Mackenzie in ‘The Crash.’Courtesy of NetflixOne thing that makes “The Crash” fascinating in comparison is that Johnson and Scott were able to shoot an interview with their subject Shirilla. “People will find it really fascinating to study her, her eyes directly, she talks directly into the camera in her interview, and to try to read her. I still do every time I watch it,” said Johnson. But whereas with the social media clips they used, which were shot before Shirilla had any concept of her life being fodder for a documentary, her interview for the film is very much presented as a lifeline for her to try and appeal her conviction. “You’ve got the immediacy of the social media, the videos, and the reflectiveness of the interviews,” said the director. “It’s a powerful combination.”
Scott agreed, “That’s where the real magic I think happens, because you can have that deeper analysis, you can have that deeper discussion, but you still see the truth of this person coming through in their social media.” The same goes for “Neighbors.” “When our cameras are there, we bring out something else that’s also special and unique and authentic,” said Redford. “It would be a mistake to consider someone’s confessional that they film on their phone for their TikTok is any more real or authentic than a ‘documentary’ interview that we do with them in the car. They do different things.”
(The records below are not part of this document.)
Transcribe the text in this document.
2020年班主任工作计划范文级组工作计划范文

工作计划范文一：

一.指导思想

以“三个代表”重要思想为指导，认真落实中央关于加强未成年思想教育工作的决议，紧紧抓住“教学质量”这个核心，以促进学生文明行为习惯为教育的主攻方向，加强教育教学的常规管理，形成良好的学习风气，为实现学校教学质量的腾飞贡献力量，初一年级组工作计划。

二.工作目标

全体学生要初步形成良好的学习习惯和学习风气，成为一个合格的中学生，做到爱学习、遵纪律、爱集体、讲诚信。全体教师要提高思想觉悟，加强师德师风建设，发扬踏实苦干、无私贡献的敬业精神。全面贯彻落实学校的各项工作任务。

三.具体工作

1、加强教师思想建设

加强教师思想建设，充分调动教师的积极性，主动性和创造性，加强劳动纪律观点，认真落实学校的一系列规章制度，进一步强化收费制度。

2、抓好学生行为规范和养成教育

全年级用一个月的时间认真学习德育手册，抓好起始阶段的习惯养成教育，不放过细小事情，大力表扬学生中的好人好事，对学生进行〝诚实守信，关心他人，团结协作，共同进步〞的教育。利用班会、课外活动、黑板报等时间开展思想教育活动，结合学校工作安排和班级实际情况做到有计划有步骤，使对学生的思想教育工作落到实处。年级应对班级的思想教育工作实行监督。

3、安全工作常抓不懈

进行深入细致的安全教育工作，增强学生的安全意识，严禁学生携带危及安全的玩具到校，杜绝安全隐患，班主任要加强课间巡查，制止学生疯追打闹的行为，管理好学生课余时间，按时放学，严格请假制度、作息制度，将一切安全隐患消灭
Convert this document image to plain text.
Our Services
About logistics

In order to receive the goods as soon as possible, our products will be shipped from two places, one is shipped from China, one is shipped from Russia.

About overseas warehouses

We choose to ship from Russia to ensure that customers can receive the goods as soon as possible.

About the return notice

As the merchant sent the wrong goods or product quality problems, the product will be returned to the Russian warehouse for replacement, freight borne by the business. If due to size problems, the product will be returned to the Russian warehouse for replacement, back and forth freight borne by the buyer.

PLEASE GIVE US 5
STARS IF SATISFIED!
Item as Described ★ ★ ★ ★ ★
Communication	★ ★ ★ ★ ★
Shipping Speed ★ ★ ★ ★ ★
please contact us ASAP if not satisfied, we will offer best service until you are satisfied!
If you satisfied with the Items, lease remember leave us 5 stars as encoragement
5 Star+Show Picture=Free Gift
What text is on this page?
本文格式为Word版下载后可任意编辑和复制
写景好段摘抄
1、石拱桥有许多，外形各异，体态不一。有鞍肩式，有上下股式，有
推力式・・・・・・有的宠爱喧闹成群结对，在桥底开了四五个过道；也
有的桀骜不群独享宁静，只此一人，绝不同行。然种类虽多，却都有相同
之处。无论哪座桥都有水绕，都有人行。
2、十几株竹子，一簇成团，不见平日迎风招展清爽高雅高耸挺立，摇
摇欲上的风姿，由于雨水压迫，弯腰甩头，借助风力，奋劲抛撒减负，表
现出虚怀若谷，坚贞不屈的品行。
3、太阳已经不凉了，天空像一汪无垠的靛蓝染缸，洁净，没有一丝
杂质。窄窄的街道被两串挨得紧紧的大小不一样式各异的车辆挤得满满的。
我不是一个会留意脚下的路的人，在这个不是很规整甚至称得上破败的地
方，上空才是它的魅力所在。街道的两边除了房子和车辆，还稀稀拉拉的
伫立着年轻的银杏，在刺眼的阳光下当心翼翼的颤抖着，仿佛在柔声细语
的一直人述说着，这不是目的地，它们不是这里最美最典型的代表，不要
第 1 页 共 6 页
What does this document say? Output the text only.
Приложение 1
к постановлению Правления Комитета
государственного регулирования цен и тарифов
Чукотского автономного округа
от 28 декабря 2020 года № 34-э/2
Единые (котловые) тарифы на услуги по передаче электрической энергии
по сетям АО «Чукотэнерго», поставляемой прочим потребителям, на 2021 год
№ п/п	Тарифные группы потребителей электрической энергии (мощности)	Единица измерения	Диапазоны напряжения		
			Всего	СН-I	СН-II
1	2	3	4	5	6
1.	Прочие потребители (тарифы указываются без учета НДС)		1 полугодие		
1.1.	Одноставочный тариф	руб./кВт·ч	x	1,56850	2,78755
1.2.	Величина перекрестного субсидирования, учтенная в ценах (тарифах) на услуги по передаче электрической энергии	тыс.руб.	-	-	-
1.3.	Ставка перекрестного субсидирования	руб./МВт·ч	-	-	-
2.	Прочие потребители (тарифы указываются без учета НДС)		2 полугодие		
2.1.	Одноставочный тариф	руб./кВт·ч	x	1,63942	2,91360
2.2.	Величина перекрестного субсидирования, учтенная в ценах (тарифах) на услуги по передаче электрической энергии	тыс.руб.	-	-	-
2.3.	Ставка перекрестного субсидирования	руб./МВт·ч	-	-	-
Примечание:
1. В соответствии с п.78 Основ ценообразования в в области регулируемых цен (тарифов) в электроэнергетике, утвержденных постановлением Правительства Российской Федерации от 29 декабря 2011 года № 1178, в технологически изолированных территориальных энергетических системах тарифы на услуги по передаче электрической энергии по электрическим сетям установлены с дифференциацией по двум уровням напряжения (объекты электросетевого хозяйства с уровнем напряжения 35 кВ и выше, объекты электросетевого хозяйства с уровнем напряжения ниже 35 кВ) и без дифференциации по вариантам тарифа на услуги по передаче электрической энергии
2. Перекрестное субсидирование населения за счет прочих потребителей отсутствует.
Towards the end of “The Crash,” there is a standout moment where Shirilla asks her lawyer for feedback after answering one of the director’s final questions. “It was also important for the audience to know the circumstances of the interview. Obviously, there is an interview, which they’ll understand, but she’s still in the process of appealing, still fighting the conviction, and the lawyer genuinely was there and it’s a truthful bit of documentary making, in my opinion,” said Johnson of the choice to include the meta scene that furthers the conversation about what footage presents the most authentic version of a documentary subject. “That moment I think reveals really what her thinking is, and you can interpret that as you will. Do you find that strange or suspicious, duplicitous? I wouldn’t tell anyone what to read into that at all,” he said.
“Context is a really big part of the documentary process. And I think it’s always a tragedy when you don’t build that out,” said Stapleton. “You should never underestimate your audience, and you should never think that an audience won’t be able to comprehend.”